A new six-room frame parsonage was built in New Sweden in 1866. Immigrants continued coming in increasing numbers and by 1868 the church had 200 members. The next spring Rev. Olson left to become the full-time pastor at Swedesburg. In 1871 a new constitution was adopted and fourteen acres of land adjoining the parsonage was purchased for $400. Soon membership reached a record 423, many more than the church would hold. Instead of building a new, larger church, new congregations were organized and new churches built in the parish: Upland church about six miles southeast of New Sweden in 1878, Salina five and a half miles northeast in 1892, and a church in Fairfield in 1903.

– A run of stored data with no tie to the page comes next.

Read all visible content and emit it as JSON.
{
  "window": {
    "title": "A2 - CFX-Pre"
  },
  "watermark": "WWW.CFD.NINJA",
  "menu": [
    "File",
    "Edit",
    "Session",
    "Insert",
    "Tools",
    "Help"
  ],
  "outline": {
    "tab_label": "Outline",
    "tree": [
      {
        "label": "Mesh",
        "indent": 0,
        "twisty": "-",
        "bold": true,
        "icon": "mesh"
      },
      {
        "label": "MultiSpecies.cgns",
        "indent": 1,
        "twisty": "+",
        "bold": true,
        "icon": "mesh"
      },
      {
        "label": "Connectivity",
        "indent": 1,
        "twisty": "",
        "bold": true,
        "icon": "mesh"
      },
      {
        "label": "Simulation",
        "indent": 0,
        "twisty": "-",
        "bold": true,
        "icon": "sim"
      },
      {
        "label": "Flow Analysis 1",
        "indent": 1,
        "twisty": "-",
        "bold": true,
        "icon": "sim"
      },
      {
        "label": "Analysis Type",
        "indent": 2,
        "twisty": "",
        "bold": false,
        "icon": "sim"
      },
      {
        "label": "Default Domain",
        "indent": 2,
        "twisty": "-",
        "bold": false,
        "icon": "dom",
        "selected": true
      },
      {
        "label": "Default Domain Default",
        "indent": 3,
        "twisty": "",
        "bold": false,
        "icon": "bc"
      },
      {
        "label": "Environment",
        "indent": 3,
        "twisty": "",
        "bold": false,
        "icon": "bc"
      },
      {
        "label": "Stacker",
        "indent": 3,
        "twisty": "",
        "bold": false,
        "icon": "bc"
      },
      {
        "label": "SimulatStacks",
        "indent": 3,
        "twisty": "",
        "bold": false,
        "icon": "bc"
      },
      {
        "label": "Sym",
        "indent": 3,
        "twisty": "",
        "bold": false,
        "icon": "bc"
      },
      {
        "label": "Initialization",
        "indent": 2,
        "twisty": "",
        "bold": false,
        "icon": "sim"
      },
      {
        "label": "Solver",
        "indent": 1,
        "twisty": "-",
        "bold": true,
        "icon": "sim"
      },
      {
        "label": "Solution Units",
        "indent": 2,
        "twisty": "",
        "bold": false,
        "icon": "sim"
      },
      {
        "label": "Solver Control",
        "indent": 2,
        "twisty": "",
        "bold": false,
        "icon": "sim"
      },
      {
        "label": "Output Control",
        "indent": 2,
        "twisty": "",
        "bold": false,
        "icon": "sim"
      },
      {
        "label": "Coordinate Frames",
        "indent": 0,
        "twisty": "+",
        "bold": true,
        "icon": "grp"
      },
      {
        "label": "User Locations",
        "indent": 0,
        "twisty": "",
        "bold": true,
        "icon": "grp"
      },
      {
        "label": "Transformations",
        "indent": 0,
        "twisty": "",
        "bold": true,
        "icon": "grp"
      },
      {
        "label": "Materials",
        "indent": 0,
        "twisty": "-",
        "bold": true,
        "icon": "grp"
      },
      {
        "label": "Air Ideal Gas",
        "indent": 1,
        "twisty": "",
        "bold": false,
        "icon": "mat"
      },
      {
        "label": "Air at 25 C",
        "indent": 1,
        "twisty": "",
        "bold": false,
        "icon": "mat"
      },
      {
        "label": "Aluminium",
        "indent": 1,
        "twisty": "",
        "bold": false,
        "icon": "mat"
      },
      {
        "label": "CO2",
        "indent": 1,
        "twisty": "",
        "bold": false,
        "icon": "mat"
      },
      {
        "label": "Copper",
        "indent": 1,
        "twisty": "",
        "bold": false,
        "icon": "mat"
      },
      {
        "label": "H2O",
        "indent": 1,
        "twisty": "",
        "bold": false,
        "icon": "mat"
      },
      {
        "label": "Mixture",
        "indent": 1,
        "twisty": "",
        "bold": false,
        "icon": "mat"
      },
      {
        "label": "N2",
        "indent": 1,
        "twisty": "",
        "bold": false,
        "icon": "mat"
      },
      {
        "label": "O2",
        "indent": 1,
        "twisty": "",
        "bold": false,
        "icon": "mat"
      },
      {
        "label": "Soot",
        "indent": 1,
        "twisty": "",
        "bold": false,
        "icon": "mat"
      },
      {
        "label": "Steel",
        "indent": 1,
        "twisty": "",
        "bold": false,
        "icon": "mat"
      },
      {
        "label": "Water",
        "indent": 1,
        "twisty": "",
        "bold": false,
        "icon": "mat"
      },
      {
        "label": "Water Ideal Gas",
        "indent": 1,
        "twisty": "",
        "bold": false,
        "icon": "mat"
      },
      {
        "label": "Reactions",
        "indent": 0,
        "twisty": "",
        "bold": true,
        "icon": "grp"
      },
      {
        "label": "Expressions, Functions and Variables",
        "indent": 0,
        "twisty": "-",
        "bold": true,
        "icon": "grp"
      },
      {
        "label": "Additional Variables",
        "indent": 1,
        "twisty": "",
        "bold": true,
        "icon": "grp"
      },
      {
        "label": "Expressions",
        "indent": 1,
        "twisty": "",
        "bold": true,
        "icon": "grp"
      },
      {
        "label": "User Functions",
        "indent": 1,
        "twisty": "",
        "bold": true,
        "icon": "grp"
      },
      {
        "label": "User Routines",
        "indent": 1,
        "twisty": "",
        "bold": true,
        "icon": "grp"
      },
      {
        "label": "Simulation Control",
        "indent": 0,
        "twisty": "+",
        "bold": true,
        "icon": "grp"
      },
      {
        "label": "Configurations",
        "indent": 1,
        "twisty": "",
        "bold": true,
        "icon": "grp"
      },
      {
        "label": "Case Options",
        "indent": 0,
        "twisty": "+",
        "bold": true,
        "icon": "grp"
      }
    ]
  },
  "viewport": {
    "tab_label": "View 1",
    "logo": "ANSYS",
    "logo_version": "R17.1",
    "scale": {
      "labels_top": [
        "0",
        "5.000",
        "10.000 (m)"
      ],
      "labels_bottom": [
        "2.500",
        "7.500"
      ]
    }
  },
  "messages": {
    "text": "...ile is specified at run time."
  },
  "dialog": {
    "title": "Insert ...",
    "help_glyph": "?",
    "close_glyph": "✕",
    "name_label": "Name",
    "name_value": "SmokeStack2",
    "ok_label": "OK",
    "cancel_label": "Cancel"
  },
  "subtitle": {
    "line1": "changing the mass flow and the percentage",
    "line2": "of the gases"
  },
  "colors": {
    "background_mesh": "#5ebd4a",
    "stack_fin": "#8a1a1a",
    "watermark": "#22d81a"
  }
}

Not only had members been lost to the new churches, but many young people and some older ones left for new settlements and new land in western Iowa, Nebraska, Kansas and even the east coast and Canada. Immigration from Sweden began to decline in the 1890s and by 1910 it had ceased. Membership in the New Sweden church was now down to 118. English was generally spoken by all but the older people and few young people learned more than a few words of Swedish. Swedish services were still held at New Sweden, but residents in the Lockridge area applied to the English Branch of the Augustana Synod for admission and on May 10, 1912, the Evangelical Lutheran Trinity Church of Lockridge was organized. Their church was built the next year and Pastor Emil Swenson conducted the first service in it on Christmas Day.